As much as I enjoy programming challenges like this, in my experience JavaScript is more about connecting resources, e.g., getting Node's app.js to talk to the express.Router module while each route uses the Mongoose Node module to query the MongoDB database and then sends the data as a JSON object to the API so that the Angular front-end can receive the data, then setting up two-way data binding so that Angular can display
the data in the views, which are controlled by Angular's router, etc. Most projects have a dozen or more components. The challenges are choosing components that will work well together and getting them to talk to each other. Five months after graduation my classmates are still slacking each other asking which components work best with other components.

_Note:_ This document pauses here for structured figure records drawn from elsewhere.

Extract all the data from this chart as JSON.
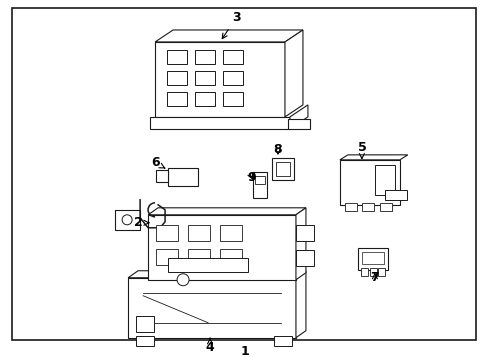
{
  "bg_color": "#ffffff",
  "border_color": "#000000",
  "line_color": "#1a1a1a",
  "lw": 0.8,
  "fig_w": 4.9,
  "fig_h": 3.6,
  "dpi": 100
}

For my Galvanize capstone project I hooked up WebRTC video conferencing with a cloud database (Firebase) to give Angular five-way data binding (two users each with two-way data binding connected via AngularFire cloud data binding). You can go to the website, see a list of players waiting for a game, click a name and open a video conference window, then play a tic-tac-toe game with the other user. The code isn't pretty and it's just a tic-tac-toe game but our Director of Instruction told me that his jaw dropped when I demo'd it at our Hiring Day.
To make an analogy, in the years that I was an electronics engineer I used little of the math I learned in college, and instead studied telephone-book sized catalogs from distributors to see what parts were available, then figured out how to put the pieces together.
If you're looking for a coder who can recursively write triple nested loops to iterate over two-dimensional arrays, last summer I AirBnB hosted two wonderfully nice MIT students interning at Google. If you need someone to figure out how to hook up stuff no one has ever put together to make apps that solve customers' problems, that's what Galvanize graduates do.